The National Football Museum has today launched a brand-new photographic exhibition, A City United, ahead of the 53rd Premier League Manchester derby fixture.
The collection of portraits by photographer Iain S. P. Reid were captured at derby matches between 1976 and 1977 and provide a stark, yet surprisingly endearing record of English football culture and the City of Manchester at that time.
Reid sadly passed away in 2000, having spent much of his professional life as a social worker. Alongside his passion for photography, supporting homeless people and in particular those with drug and alcohol issues was a hugely important to Reid. The sheer volume of mourners at his funeral paid testament to the impact he made to the lives of so many.
This humility is clearly evident across his work, which challenges the perceptions of hostility between rival fans at local derby matches. Reid himself said:
“”The chief interest in the whole body of work was the way in which the football supporters of Manchester United and Manchester City used to dress and treat the whole match as if it were a carnival. Despite all press reports, there was very little violence, and the fans I found most helpful in assisting with the project. They were always aware of the angle I was taking with the work. I carried around copies of the photos I was going to be using to show them I was not exploiting them by misrepresenting them in any way.”

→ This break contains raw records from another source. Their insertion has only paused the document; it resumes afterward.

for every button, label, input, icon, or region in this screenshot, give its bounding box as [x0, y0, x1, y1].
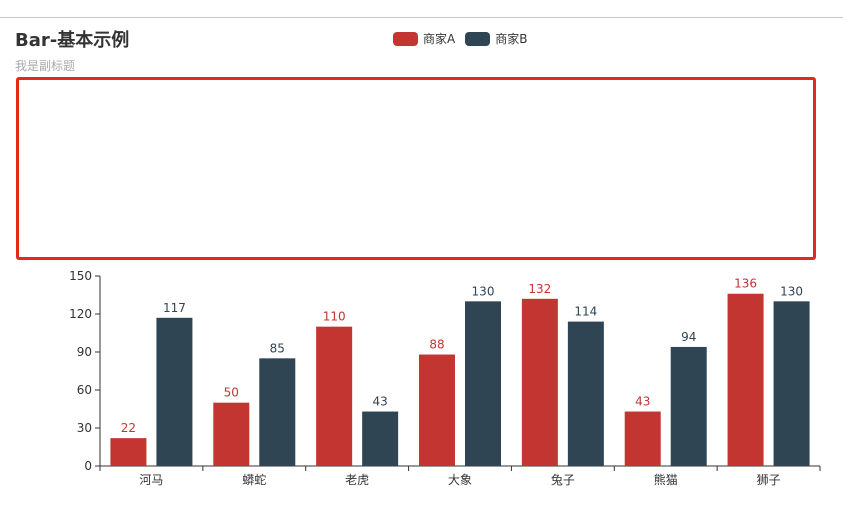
data-label-series-b: 114	[574, 305, 597, 319]
data-label-series-a: 22	[121, 421, 136, 435]
bar-series-a	[624, 411, 661, 466]
data-label-series-a: 132	[528, 282, 551, 296]
bar-series-a	[419, 354, 455, 466]
legend-item-series-b[interactable]: 商家B	[465, 30, 527, 47]
data-label-series-b: 94	[681, 330, 696, 344]
bar-series-a	[213, 402, 250, 466]
bar-series-b	[670, 346, 707, 466]
bar-series-a	[110, 438, 147, 466]
y-tick-label: 0	[84, 459, 92, 473]
x-tick-label: 老虎	[345, 473, 369, 487]
data-label-series-a: 110	[323, 310, 346, 324]
bar-series-a	[521, 298, 558, 466]
y-tick-label: 150	[69, 269, 92, 283]
legend-label-series-b: 商家B	[495, 32, 528, 46]
highlight-box	[16, 77, 816, 260]
y-tick-label: 60	[77, 383, 92, 397]
data-label-series-b: 130	[472, 284, 495, 298]
bar-series-b	[465, 301, 501, 466]
legend-swatch-series-b	[465, 31, 491, 46]
x-tick-label: 熊猫	[654, 472, 678, 487]
bar-series-b	[156, 317, 193, 466]
y-tick-label: 120	[69, 307, 92, 321]
data-label-series-a: 43	[635, 395, 650, 409]
bar-series-b	[362, 411, 399, 466]
x-tick-label: 狮子	[757, 473, 781, 487]
data-label-series-a: 50	[224, 386, 239, 400]
data-label-series-b: 130	[780, 284, 803, 298]
x-tick-label: 大象	[448, 473, 472, 487]
x-tick-label: 兔子	[551, 472, 575, 487]
x-tick-label: 蟒蛇	[242, 472, 266, 487]
y-tick-label: 90	[77, 345, 92, 359]
legend-swatch-series-a	[393, 31, 418, 46]
chart-title: Bar-基本示例	[15, 30, 130, 51]
y-tick-label: 30	[77, 421, 92, 435]
x-tick-label: 河马	[139, 473, 163, 487]
legend-item-series-a[interactable]: 商家A	[393, 30, 455, 47]
bar-series-b	[567, 321, 604, 466]
top-divider	[0, 17, 843, 18]
data-label-series-a: 136	[734, 277, 757, 291]
bar-series-b	[259, 358, 296, 466]
chart-subtitle: 我是副标题	[15, 59, 76, 73]
data-label-series-b: 85	[270, 341, 285, 355]
bar-series-a	[727, 293, 764, 466]
data-label-series-b: 43	[373, 395, 388, 409]
legend-label-series-a: 商家A	[423, 32, 456, 46]
bar-series-b	[773, 301, 810, 466]
data-label-series-a: 88	[429, 338, 444, 352]
data-label-series-b: 117	[163, 301, 186, 315]
legend: 商家A 商家B	[393, 30, 527, 47]
bar-series-a	[316, 326, 353, 466]
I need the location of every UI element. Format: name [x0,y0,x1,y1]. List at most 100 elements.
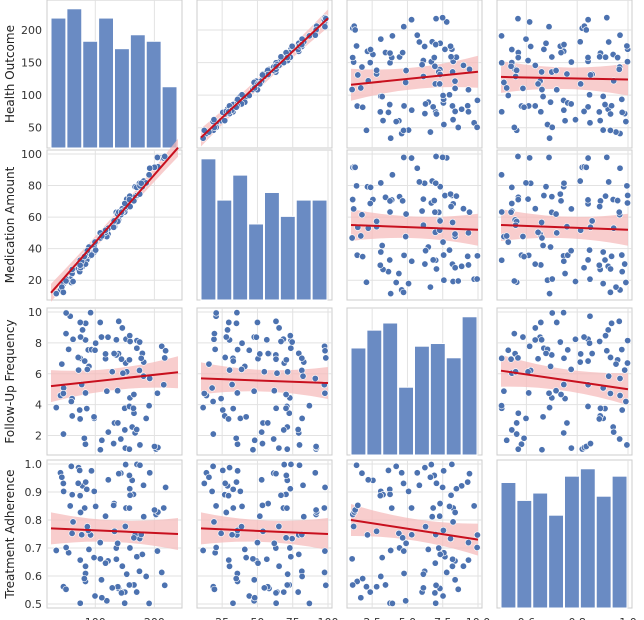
scatter-point [538,218,546,226]
scatter-point [459,205,467,213]
scatter-point [440,121,448,129]
scatter-point [498,32,506,40]
scatter-point [133,344,141,352]
scatter-point [421,464,429,472]
histogram-bar [98,17,114,149]
scatter-point [413,164,421,172]
scatter-point [473,96,481,104]
scatter-point [567,444,575,452]
scatter-point [299,372,307,380]
scatter-point [90,554,98,562]
scatter-point [395,529,403,537]
scatter-point [542,39,550,47]
histogram-bar [382,322,399,456]
scatter-point [498,354,506,362]
scatter-point [546,290,554,298]
scatter-point [427,461,435,469]
y-tick-label: 80 [28,180,42,193]
scatter-point [282,404,290,412]
scatter-point [98,436,106,444]
scatter-point [232,434,240,442]
scatter-point [221,353,229,361]
scatter-point [624,191,632,199]
scatter-point [199,546,207,554]
scatter-point [458,105,466,113]
panel-adh-vs-med [196,459,333,609]
scatter-point [226,464,234,472]
scatter-point [321,568,329,576]
scatter-point [62,585,70,593]
scatter-point [68,412,76,420]
scatter-point [464,478,472,486]
scatter-point [586,119,594,127]
histogram-bar [564,475,580,609]
scatter-point [282,534,290,542]
scatter-point [560,106,568,114]
scatter-point [408,531,416,539]
scatter-point [110,350,118,358]
scatter-point [422,247,430,255]
scatter-point [92,339,100,347]
y-tick-label: 2 [35,430,42,443]
y-tick-label: 100 [21,89,42,102]
scatter-point [623,441,631,449]
scatter-point [160,381,168,389]
scatter-point [504,91,512,99]
scatter-point [300,513,308,521]
scatter-point [546,404,554,412]
scatter-point [142,572,150,580]
scatter-point [514,15,522,23]
scatter-point [386,197,394,205]
scatter-point [553,318,561,326]
scatter-point [282,390,290,398]
scatter-point [473,531,481,539]
scatter-point [136,338,144,346]
scatter-point [451,230,459,238]
scatter-point [498,208,506,216]
scatter-point [299,481,307,489]
scatter-point [622,278,630,286]
scatter-point [199,404,207,412]
scatter-point [567,247,575,255]
scatter-point [272,470,280,478]
scatter-point [618,95,626,103]
histogram-bar [429,343,446,456]
scatter-point [67,398,75,406]
scatter-point [445,246,453,254]
scatter-point [400,547,408,555]
scatter-point [256,350,264,358]
scatter-point [357,594,365,602]
scatter-point [294,588,302,596]
scatter-point [104,428,112,436]
scatter-point [250,576,258,584]
scatter-point [473,544,481,552]
scatter-point [76,406,84,414]
scatter-point [249,446,257,454]
scatter-point [429,504,437,512]
scatter-point [447,203,455,211]
panel-adh-vs-adh [496,459,633,609]
scatter-point [294,426,302,434]
scatter-point [108,368,116,376]
regression-line [200,377,329,385]
scatter-point [405,487,413,495]
scatter-point [103,597,111,605]
scatter-point [443,18,451,26]
scatter-point [449,518,457,526]
histogram-bar [129,34,146,149]
scatter-point [402,597,410,605]
scatter-point [422,523,430,531]
scatter-point [232,575,240,583]
y-tick-label: 0.6 [25,570,43,583]
x-tick-label: 25 [215,616,229,620]
scatter-point [245,346,253,354]
scatter-point [387,134,395,142]
scatter-point [102,350,110,358]
scatter-point [130,534,138,542]
scatter-point [82,389,90,397]
histogram-bar [500,481,517,609]
scatter-point [376,492,384,500]
scatter-point [606,126,614,134]
scatter-point [272,589,280,597]
scatter-point [429,103,437,111]
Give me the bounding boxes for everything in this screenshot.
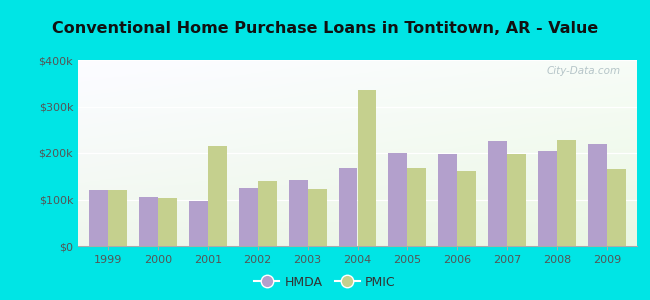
Bar xyxy=(139,197,158,246)
Bar xyxy=(408,168,426,246)
Bar xyxy=(158,198,177,246)
Bar xyxy=(588,144,607,246)
Bar xyxy=(389,153,408,246)
Bar xyxy=(339,168,358,246)
Bar xyxy=(358,90,376,246)
Bar xyxy=(507,154,526,246)
Legend: HMDA, PMIC: HMDA, PMIC xyxy=(250,271,400,294)
Text: Conventional Home Purchase Loans in Tontitown, AR - Value: Conventional Home Purchase Loans in Tont… xyxy=(52,21,598,36)
Bar xyxy=(289,179,307,246)
Bar xyxy=(307,189,326,246)
Text: City-Data.com: City-Data.com xyxy=(546,66,620,76)
Bar xyxy=(438,154,458,246)
Bar xyxy=(188,201,208,246)
Bar xyxy=(89,190,108,246)
Bar xyxy=(607,169,626,246)
Bar xyxy=(257,181,277,246)
Bar xyxy=(208,146,227,246)
Bar xyxy=(488,141,507,246)
Bar xyxy=(458,171,476,246)
Bar xyxy=(557,140,576,246)
Bar xyxy=(108,190,127,246)
Bar xyxy=(538,151,557,246)
Bar xyxy=(239,188,257,246)
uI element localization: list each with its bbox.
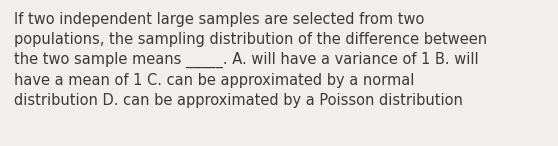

Tim Desmond, CEO of the National Football Museum said: “It is an honour to be displaying Reid’s work at the National Football Museum and we would like to thank his family for enabling us to showcase such a personal collection. By their very nature, derby matches are often synonymous with the aggressive and confrontational aspects of football when they also play an important role bring people together in their shared love for the beautiful game. Manchester is home to one of the most famous derby fixtures in the world, so it feels very fitting to host it here.”
A City United is on display at the National Football Museum until end January 2024. Entry to the exhibition is included within the museum’s admission ticket.